Le système de cartographie est une brique essentielle de la voiture autonome. Il doit être assez fiable pour contrôler les éléments de conduite de la voiture. Pour cela, la cartographie doit être disponible à tout moment et mise à jour en temps réel. Les acteurs qui contrôleront les systèmes de cartographie pèseront donc très lourds dans le développement des véhicules autonomes.

Aujourd’hui les meilleures cartographies sont détenues par des acteurs du numérique comme Google ou Apple. Ils ont des bases cartographiques très complètes et profitent des données mobiles de très nombreux utilisateurs sur les routes. La société Uber a, quant à elle, lié un partenariat avec l’université d’Arizona pour développer sa cartographie temps réel après avoir racheté la société de cartographie deCarta et récupéré une partie de l’équipe de Bing Maps.

L’avantage des constructeurs automobiles est l’accès aux données des capteurs de leurs véhicules et à la future communication entre véhicules proches. Les données récupérées pourront ainsi mettre à jour automatiquement la cartographie en temps réel avec les données climatiques ou les conditions routières.

Les acteurs du numérique et de l’automobile se rejoignent sur leur volonté de proposer des services personnalisés au conducteur et aux passagers suivant leurs goûts, … et de profiter demain du “temps libre” apporter par le véhicule autonome.


Les acteurs du numérique peuvent-ils y aller seuls ?

Ils s’appellent Apple, Google ou encore Uber et ils se positionnent comme acteur de l’automobile de demain. Ils voient dans les nouvelles formes de mobilité, dont la voiture autonome, la possibilité de fournir toujours plus de services connectés aux passagers. Ils y travaillent sans se cacher.

Ces services seront la source de revenus à forte marge dans une industrie automobile qui devra elle toujours fonctionner à faible marge. Pour Uber, par exemple, la voiture autonome est synonyme de coûts de trajets divisé par 10. Pour Google ou Apple, la voiture autonome est un terrain où peut s’exprimer tout leur savoir faire numérique et ergonomique.

Alors pourquoi tous les acteurs du numérique ne suivent pas encore l’exemple d’Elon Musk avec Tesla ? C’est un investissement technique et logistique très coûteux avec un niveau d’agilité et des marges bien moindre que les plates-formes de services numériques. La logique actuelle est donc de trouver des partenariats gagnant-gagnant avec les acteurs de l’automobile.

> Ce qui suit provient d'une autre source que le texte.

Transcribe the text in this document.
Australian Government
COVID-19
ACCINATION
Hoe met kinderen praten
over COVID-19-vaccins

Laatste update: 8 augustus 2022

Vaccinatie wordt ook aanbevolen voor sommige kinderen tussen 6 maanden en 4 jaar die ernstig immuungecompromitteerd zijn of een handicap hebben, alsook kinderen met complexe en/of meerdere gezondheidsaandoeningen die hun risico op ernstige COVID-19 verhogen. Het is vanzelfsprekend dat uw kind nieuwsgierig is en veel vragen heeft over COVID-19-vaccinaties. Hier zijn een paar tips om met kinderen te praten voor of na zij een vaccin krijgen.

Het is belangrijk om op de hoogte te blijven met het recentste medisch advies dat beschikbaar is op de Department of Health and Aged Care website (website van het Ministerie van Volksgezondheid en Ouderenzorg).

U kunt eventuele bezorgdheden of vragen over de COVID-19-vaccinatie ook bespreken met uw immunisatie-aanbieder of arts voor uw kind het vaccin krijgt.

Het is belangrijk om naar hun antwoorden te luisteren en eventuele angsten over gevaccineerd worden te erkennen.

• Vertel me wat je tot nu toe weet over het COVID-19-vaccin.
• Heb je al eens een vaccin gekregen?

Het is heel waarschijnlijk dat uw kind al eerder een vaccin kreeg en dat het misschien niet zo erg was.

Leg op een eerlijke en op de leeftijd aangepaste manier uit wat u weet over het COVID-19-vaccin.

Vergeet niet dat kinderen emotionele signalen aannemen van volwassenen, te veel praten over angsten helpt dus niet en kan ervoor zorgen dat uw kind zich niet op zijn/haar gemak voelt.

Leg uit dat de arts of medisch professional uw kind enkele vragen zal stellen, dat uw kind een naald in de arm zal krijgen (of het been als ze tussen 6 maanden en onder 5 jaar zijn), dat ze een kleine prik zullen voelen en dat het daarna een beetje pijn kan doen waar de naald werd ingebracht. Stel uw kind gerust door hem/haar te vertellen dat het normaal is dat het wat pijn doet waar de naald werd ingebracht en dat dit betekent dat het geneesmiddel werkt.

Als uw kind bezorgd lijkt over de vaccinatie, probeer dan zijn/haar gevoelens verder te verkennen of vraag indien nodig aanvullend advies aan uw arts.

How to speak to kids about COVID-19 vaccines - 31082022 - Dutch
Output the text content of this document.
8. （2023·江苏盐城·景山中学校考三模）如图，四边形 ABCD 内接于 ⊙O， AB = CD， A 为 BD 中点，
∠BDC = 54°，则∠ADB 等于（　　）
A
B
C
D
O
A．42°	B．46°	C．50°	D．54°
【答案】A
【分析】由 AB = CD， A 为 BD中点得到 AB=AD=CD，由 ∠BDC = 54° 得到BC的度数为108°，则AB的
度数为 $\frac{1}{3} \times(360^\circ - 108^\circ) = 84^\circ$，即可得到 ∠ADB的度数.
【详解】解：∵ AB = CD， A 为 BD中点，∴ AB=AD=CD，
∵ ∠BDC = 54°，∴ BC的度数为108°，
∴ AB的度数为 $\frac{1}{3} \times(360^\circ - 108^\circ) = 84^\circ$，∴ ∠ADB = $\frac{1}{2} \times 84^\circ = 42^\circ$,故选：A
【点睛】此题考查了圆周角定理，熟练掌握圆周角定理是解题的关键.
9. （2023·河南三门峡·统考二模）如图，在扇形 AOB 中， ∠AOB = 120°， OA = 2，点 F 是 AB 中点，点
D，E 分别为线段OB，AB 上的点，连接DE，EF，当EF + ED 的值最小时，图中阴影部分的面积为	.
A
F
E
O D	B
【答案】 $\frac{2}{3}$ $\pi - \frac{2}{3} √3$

Les constructeurs ont besoin de l’expérience des acteurs du numérique pour développer l’intelligence de leurs véhicules et les services apportés en mobilité. Les acteurs du numérique ont besoin de la collaboration avec les constructeurs pour avoir toutes les données pour rendre les services attendus. Mais si les constructeurs automobiles ne veulent pas jouer le jeu du partenariat avec les acteurs du numérique, il est fort à parier que ces derniers n’hésiteront pas à se lancer dans la production de leurs solutions de mobilité.